Everything You Know Will Be Obsolete in Five Years
One of the peculiarities of software development is how rapidly knowledge becomes obsolete. Dan Appleman cited a parable from Lewis Carroll's Through the Looking Glass which illustrates this wonderfully:
'Now! Now!' cried the Queen. 'Faster! Faster!' And they went so fast that at last they seemed to skim through the air, hardly touching the ground with their feet, till suddenly, just as Alice was getting quite exhausted, they stopped, and she found herself sitting on the ground, breathless and giddy.
The Queen propped her up against a tree, and said kindly, 'You may rest a little now.'
Alice looked round her in great surprise. 'Why, I do believe we've been under this tree the whole time! Everything's just as it was!'
'Of course it is,' said the Queen, 'what would you have it?'
'Well, in our country,' said Alice, still panting a little, 'you'd generally get to somewhere else -- if you ran very fast for a long time, as we've been doing.'
'A slow sort of country!' said the Queen. `Now, here, you see, it takes all the running you can do, to keep in the same place.

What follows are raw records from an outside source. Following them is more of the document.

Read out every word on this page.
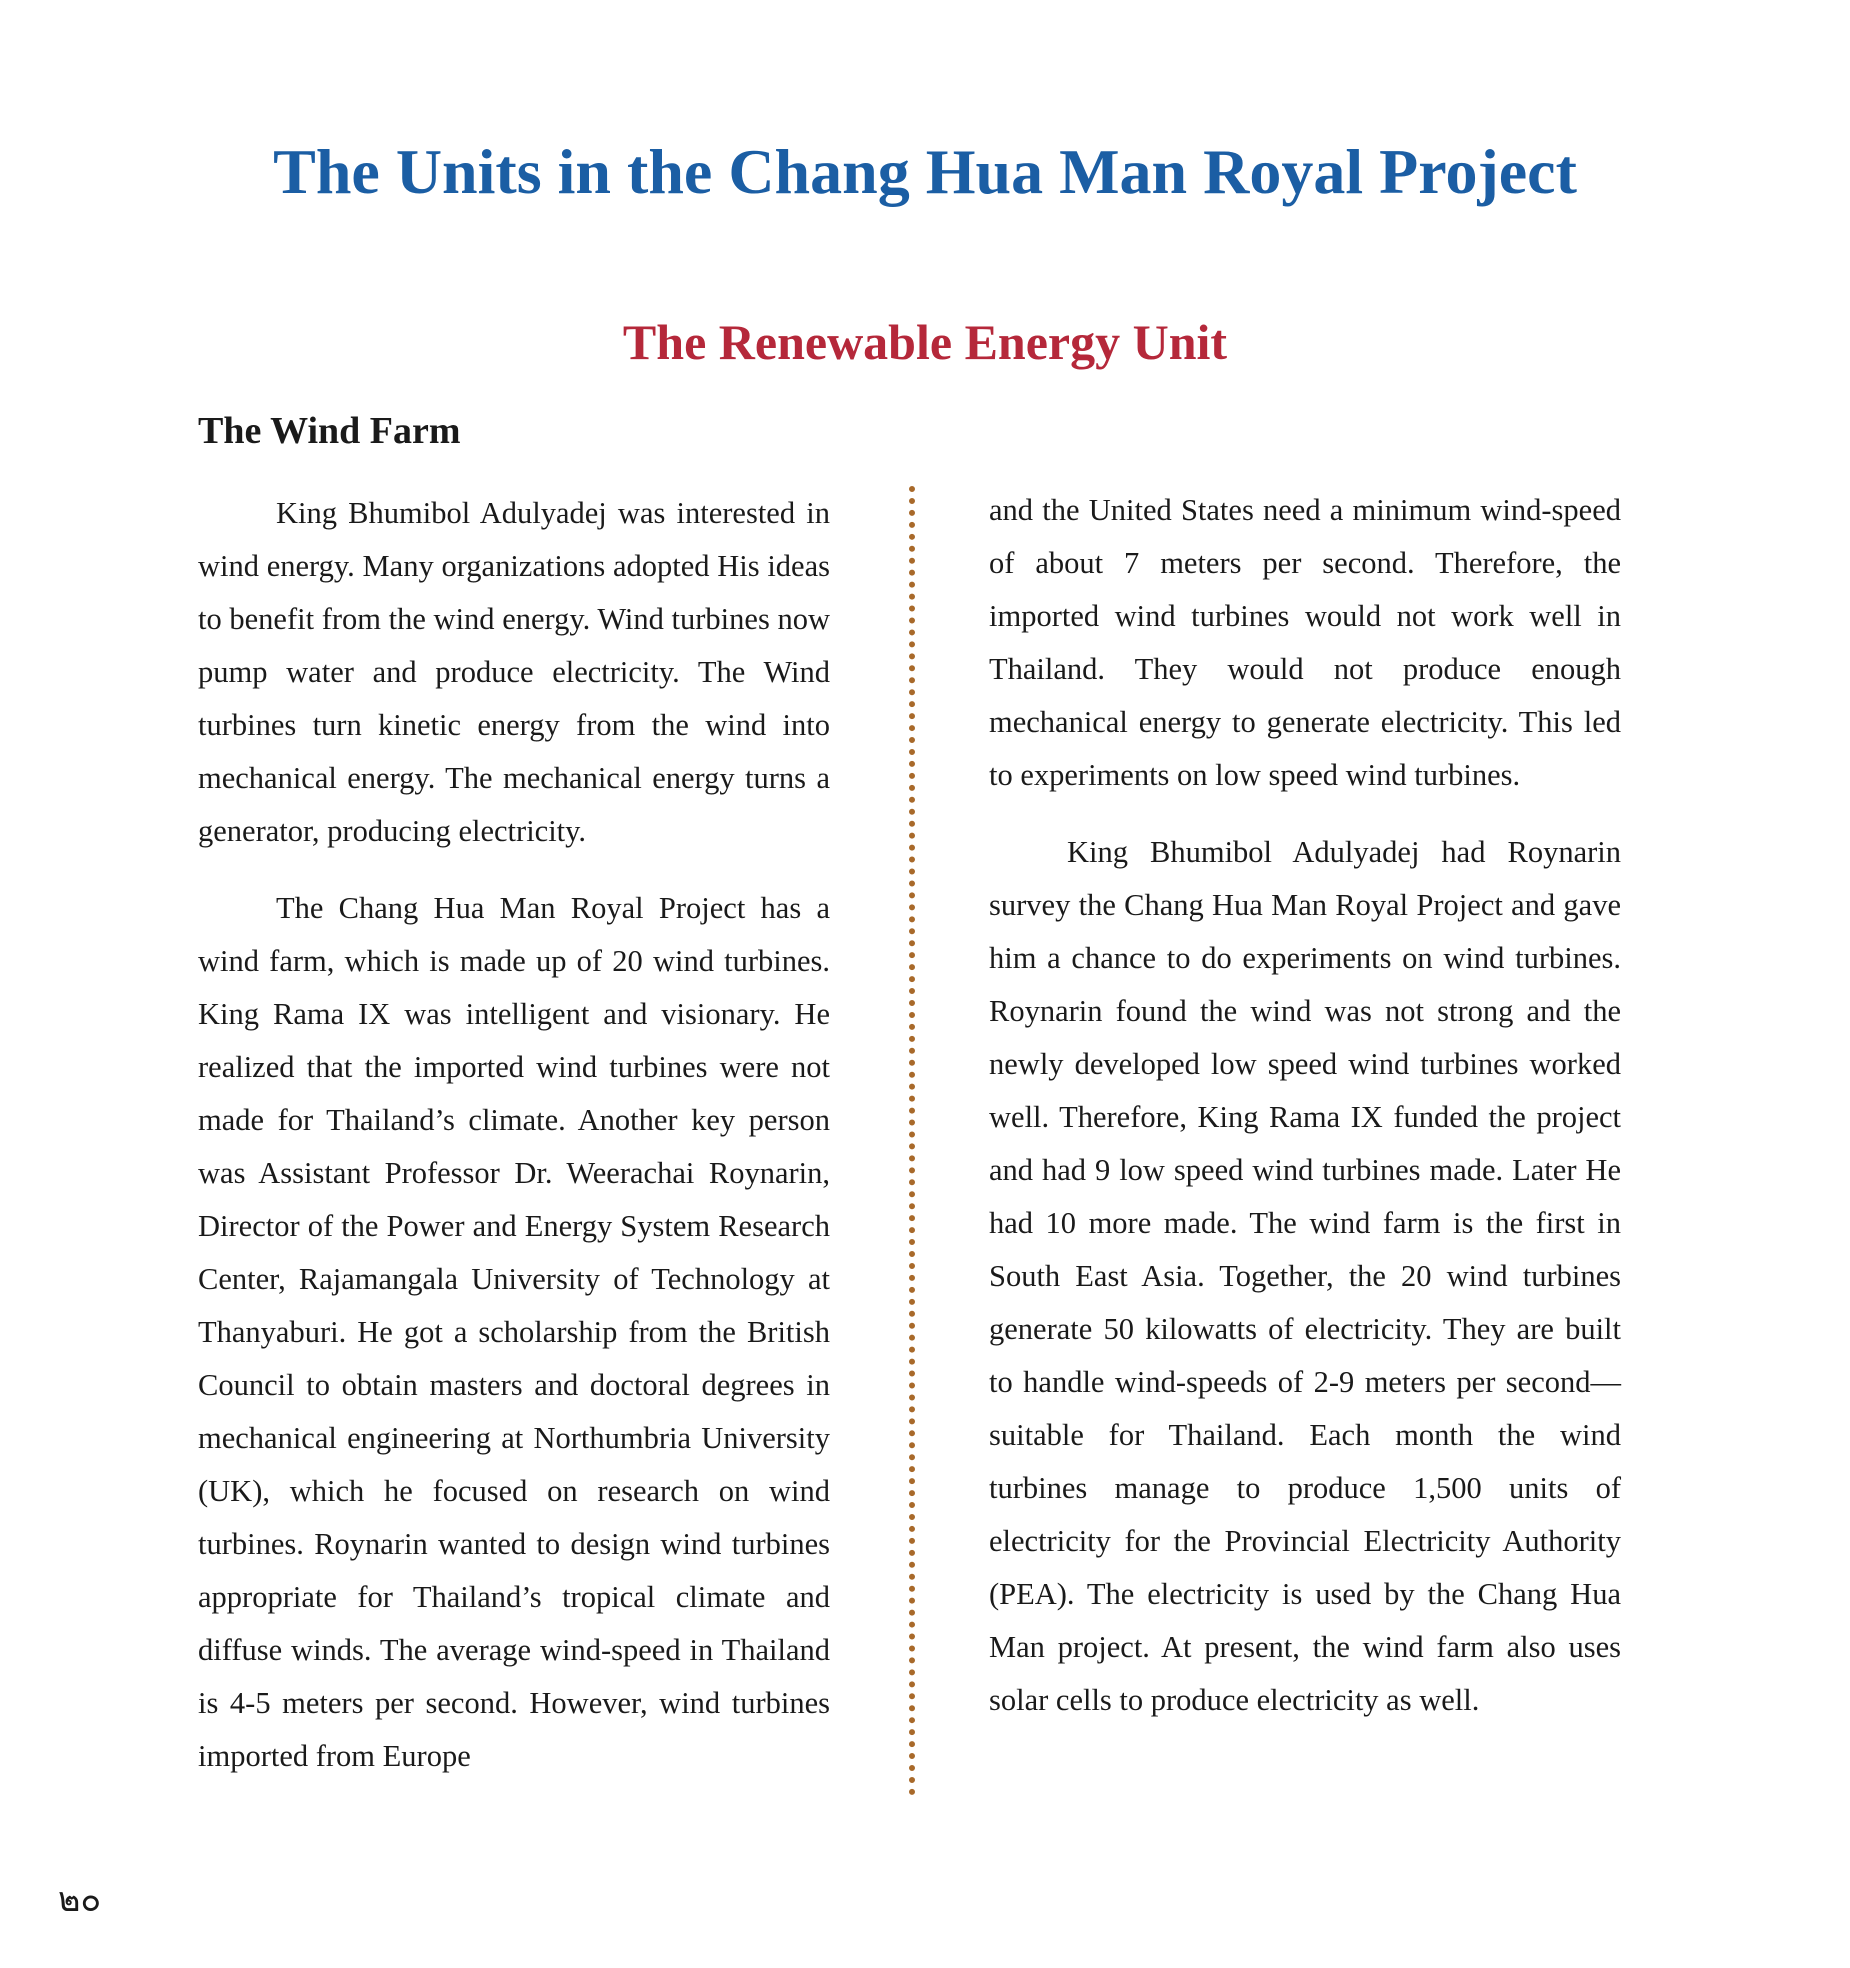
The Units in the Chang Hua Man Royal Project
The Renewable Energy Unit
The Wind Farm

King Bhumibol Adulyadej was interested in wind energy. Many organizations adopted His ideas to benefit from the wind energy. Wind turbines now pump water and produce electricity. The Wind turbines turn kinetic energy from the wind into mechanical energy. The mechanical energy turns a generator, producing electricity.

The Chang Hua Man Royal Project has a wind farm, which is made up of 20 wind turbines. King Rama IX was intelligent and visionary. He realized that the imported wind turbines were not made for Thailand’s climate. Another key person was Assistant Professor Dr. Weerachai Roynarin, Director of the Power and Energy System Research Center, Rajamangala University of Technology at Thanyaburi. He got a scholarship from the British Council to obtain masters and doctoral degrees in mechanical engineering at Northumbria University (UK), which he focused on research on wind turbines. Roynarin wanted to design wind turbines appropriate for Thailand’s tropical climate and diffuse winds. The average wind-speed in Thailand is 4-5 meters per second. However, wind turbines imported from Europe

and the United States need a minimum wind-speed of about 7 meters per second. Therefore, the imported wind turbines would not work well in Thailand. They would not produce enough mechanical energy to generate electricity. This led to experiments on low speed wind turbines.

King Bhumibol Adulyadej had Roynarin survey the Chang Hua Man Royal Project and gave him a chance to do experiments on wind turbines. Roynarin found the wind was not strong and the newly developed low speed wind turbines worked well. Therefore, King Rama IX funded the project and had 9 low speed wind turbines made. Later He had 10 more made. The wind farm is the first in South East Asia. Together, the 20 wind turbines generate 50 kilowatts of electricity. They are built to handle wind-speeds of 2-9 meters per second—suitable for Thailand. Each month the wind turbines manage to produce 1,500 units of electricity for the Provincial Electricity Authority (PEA). The electricity is used by the Chang Hua Man project. At present, the wind farm also uses solar cells to produce electricity as well.

๒๐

If you want to get somewhere else, you must run at least twice as fast as that!'
I am all for learning new technology, but immersing yourself in new technologies is merely running as fast as you can to stay in the same place. To get somewhere else, you must run twice as fast. That means studying the topics that won't be obsolete in five years: human factors and design. And that's exactly what my recommended reading list is about. If you haven't read the top 5 books on that list, ask yourself-- am I too busy running as fast as I can?